Julia Reda sounds the alarm that the European Parliament will vote on mandatory upload filtering in two weeks, with nowhere near enough attention to this issue from the public at large. Once this vote has taken place, it will be very hard to make additional changes to the bill as it proceeds through the lawmaking machinery.
Julia Reda, the Pirate Party representative in the European Parliament (and therefore often the only Internet generation representative against the old copyright industry), sounds the alarm for a European copyright “revision” which is underway, and which is, as they tend to be, absolutely nightmarish and nothing like a small revision at all.
When all the spotlights were on the European GPDR, where the politicians actually went against the big corporations for the interest of the common citizen, this was moving on silently in the background, and is coming to its most important vote on June 20/21 — in just two weeks.
There are two major problems with this copyright “revision”. The first is a roundabout — and therefore non-obvious — introduction of governmental censorship, by forcing any and all electronic platforms to be liable for copyright infringements of user-uploaded content, if they have not taken “appropriate and reasonable measures” from preventing such uploads.

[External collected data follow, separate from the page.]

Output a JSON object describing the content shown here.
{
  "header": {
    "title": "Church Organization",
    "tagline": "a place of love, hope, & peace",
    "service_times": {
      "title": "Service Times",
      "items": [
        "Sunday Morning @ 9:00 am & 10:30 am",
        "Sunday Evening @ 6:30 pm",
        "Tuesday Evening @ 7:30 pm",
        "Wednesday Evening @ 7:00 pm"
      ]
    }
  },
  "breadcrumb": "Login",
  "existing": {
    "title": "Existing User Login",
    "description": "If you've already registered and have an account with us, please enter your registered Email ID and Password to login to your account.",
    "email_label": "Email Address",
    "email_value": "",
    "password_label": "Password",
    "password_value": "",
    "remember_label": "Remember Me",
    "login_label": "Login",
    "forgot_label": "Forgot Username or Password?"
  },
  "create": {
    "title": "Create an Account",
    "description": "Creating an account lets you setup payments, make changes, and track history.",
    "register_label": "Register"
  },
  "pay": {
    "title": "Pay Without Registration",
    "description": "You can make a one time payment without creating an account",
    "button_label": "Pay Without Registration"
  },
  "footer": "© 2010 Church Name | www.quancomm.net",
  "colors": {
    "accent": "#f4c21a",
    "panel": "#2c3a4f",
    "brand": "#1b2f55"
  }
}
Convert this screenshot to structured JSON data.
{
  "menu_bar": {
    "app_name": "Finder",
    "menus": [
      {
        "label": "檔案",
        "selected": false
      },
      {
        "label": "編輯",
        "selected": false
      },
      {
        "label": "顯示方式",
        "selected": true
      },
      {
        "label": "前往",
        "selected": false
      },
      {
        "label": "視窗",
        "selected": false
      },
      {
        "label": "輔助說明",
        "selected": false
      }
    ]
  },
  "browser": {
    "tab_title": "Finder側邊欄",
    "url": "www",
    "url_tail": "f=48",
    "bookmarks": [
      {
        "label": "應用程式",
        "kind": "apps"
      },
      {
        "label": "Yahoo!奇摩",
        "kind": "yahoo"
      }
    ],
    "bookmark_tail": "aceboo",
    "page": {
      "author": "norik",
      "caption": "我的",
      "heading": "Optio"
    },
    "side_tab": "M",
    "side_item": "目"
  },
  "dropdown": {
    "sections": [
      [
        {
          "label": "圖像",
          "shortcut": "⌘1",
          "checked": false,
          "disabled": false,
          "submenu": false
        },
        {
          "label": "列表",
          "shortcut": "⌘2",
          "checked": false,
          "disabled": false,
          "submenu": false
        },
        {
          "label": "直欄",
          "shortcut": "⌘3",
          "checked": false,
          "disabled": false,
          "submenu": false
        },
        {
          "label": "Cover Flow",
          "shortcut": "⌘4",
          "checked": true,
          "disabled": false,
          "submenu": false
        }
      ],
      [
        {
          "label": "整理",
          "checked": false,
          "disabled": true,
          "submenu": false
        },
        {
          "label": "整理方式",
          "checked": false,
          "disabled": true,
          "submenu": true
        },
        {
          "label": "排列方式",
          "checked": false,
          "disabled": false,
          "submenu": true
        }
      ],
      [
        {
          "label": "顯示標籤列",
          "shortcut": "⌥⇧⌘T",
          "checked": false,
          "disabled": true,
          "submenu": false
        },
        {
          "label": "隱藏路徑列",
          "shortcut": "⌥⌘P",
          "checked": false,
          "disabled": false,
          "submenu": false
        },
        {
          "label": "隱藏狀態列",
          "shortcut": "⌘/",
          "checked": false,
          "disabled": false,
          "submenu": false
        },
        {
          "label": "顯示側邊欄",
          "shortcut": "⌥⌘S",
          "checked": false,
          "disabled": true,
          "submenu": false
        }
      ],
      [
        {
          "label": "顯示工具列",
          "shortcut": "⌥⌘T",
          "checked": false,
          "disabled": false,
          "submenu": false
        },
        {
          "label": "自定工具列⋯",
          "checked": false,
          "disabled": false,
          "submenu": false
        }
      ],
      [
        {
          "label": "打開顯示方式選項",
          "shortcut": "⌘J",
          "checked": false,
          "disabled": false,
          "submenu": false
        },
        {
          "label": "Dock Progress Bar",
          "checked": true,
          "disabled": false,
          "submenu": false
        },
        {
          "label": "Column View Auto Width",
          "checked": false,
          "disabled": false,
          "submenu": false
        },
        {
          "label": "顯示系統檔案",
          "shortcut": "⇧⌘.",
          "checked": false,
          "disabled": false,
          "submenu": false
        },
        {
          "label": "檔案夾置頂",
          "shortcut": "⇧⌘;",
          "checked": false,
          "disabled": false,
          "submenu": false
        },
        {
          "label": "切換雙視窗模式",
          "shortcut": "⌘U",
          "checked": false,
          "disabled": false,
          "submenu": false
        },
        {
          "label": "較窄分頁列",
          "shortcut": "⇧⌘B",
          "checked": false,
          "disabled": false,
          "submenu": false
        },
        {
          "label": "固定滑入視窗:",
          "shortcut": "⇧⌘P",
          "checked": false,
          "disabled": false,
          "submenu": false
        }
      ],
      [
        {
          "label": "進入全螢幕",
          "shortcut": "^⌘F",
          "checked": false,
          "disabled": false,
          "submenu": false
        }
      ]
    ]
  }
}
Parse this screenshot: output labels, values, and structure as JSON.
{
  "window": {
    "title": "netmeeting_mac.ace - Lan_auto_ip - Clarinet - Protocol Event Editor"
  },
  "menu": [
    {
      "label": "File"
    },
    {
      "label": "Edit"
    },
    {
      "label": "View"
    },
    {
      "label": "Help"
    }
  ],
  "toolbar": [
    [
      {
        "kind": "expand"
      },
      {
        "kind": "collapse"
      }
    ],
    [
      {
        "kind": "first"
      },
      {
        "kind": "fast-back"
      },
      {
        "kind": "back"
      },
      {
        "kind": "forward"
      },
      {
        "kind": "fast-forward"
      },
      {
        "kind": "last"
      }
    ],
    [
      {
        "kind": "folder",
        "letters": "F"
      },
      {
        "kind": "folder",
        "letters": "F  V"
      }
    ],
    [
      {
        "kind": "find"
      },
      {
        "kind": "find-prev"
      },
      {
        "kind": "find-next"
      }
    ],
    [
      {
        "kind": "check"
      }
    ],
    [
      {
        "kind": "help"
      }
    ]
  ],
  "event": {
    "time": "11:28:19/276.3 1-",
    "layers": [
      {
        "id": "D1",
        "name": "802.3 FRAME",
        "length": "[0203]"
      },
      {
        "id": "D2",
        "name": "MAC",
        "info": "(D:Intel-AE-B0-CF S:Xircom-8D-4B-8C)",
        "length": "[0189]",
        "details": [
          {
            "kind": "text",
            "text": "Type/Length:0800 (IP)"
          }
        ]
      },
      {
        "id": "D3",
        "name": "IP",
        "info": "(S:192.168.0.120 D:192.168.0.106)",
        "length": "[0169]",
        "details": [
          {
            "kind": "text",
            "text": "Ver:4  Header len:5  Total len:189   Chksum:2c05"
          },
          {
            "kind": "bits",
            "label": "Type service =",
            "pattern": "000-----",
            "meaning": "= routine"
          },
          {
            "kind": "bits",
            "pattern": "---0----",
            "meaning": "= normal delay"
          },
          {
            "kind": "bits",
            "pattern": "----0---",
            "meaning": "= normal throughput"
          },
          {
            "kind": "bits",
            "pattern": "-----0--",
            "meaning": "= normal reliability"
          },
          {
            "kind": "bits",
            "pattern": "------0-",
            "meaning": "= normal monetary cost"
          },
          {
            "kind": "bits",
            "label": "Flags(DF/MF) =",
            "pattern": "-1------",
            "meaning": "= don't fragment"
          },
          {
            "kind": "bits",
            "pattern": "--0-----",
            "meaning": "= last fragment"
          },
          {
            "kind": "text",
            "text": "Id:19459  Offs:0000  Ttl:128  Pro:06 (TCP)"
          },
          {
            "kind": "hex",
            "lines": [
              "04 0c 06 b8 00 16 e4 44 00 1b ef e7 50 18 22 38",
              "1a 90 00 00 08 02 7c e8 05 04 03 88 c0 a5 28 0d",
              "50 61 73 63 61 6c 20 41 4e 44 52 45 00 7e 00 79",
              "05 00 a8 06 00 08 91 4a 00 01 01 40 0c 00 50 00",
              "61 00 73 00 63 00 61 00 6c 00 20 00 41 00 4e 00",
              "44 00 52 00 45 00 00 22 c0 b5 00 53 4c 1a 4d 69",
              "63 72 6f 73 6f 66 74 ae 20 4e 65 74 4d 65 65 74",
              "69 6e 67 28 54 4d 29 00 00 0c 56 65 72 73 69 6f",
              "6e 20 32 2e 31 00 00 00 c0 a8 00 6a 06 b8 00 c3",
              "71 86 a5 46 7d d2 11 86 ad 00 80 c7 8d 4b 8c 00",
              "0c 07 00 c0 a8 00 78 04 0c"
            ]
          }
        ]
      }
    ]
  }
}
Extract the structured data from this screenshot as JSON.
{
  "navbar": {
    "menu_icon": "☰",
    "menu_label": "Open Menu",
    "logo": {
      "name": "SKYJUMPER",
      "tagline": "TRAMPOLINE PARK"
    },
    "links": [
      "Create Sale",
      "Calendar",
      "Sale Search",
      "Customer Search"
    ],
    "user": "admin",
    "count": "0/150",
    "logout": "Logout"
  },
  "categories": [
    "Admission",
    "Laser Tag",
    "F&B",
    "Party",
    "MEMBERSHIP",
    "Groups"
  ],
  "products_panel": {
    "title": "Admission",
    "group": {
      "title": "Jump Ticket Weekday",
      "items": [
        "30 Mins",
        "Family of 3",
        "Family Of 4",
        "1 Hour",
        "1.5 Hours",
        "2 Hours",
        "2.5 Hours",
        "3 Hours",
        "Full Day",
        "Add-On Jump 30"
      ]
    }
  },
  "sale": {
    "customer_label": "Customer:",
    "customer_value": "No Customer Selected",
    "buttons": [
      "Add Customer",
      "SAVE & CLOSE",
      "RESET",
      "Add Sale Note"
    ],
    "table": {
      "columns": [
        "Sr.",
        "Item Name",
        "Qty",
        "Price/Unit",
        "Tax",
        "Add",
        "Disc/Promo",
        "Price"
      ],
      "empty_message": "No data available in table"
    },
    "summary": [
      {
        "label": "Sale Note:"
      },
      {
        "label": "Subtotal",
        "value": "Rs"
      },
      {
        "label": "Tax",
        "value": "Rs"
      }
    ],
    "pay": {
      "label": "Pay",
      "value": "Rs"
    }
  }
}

The European government is literally preparing a requirement to pre-screen all publications.
There are some exceptions, like for nonprofit foundations, but this should not be seen as a concession — pretty much all freemium open-source corporations would be affected, for instance. (GitHub has been the prime example.)
There’s also the “oh no, this isn’t censorship or pre-screening” narrative, as that would be completely at odds with the European Charter of Human Rights and the EU Constitution, it is just the end result anyway by forcing electronic platforms to be liable to multimillion lawsuits if they don’t use automatic censorship machines. While this might eventually be struck down in the European Court of Human Rights, experience from the Data Retention Directive tells us that’s a process that takes in excess of ten years — and the outcome of which is uncertain, even after a possible decade of bad law if this passes.
Worse still, there’s already — already! — steps taken to expand this machine censorship (let’s call a spade a spade, here) to also include unwanted political opinions, under the label of “terrorist propaganda” — which has become so diluted today that it basically means “anything the government doesn’t particularly like”.
The EU lawmaking machine is a little complicated in this matter. It is, to put it in very favorable terms, a separation of power between executive governments, government representatives, and the European Parliament. Except this “separation of power” actually refers to lawmaking alone.
Governments and their representatives have already had their say. They’re basically pushing for everything and the kitchen sink. Germany in particular has been afflicted by the lobbyists of the Axel-Springer-Verlag to also push for a mandatory linking fee (!!) which is the other horrible thing about this “small revision”. Yes, this is the “Google Tax” that was tried with disastrous results in Spain.
It’s therefore up to the people who have been elected directly by the people, the European Parliament, to stop this atrocity to our common culture and knowledge.
Unfortunately, the upcoming vote in the European Parliament is in the “responsible committee” for this atrocity, which happens to be the Legal Affairs Committee, JURI. It’s basically packed full of copyright monopoly maximalists, making it very hard to get the right kind of changes in.
That doesn’t mean we shouldn’t try. Article 13 (censorship machines) and Article 11 (mandatory linking fees) need to GTFO from this bill.
Once the bill has passed JURI, it goes to a full vote for the floor of the European Parliament some time next spring. At that point, it can basically only be rejected or approved as a whole. While it happens that really bad things are rejected on the floor as a result of massive campaigning — like happened with ACTA on July 4, 2012 — it’s a rare thing, and it should not be expected to happen by itself.
Privacy remains your own responsibility. So does freedom of speech.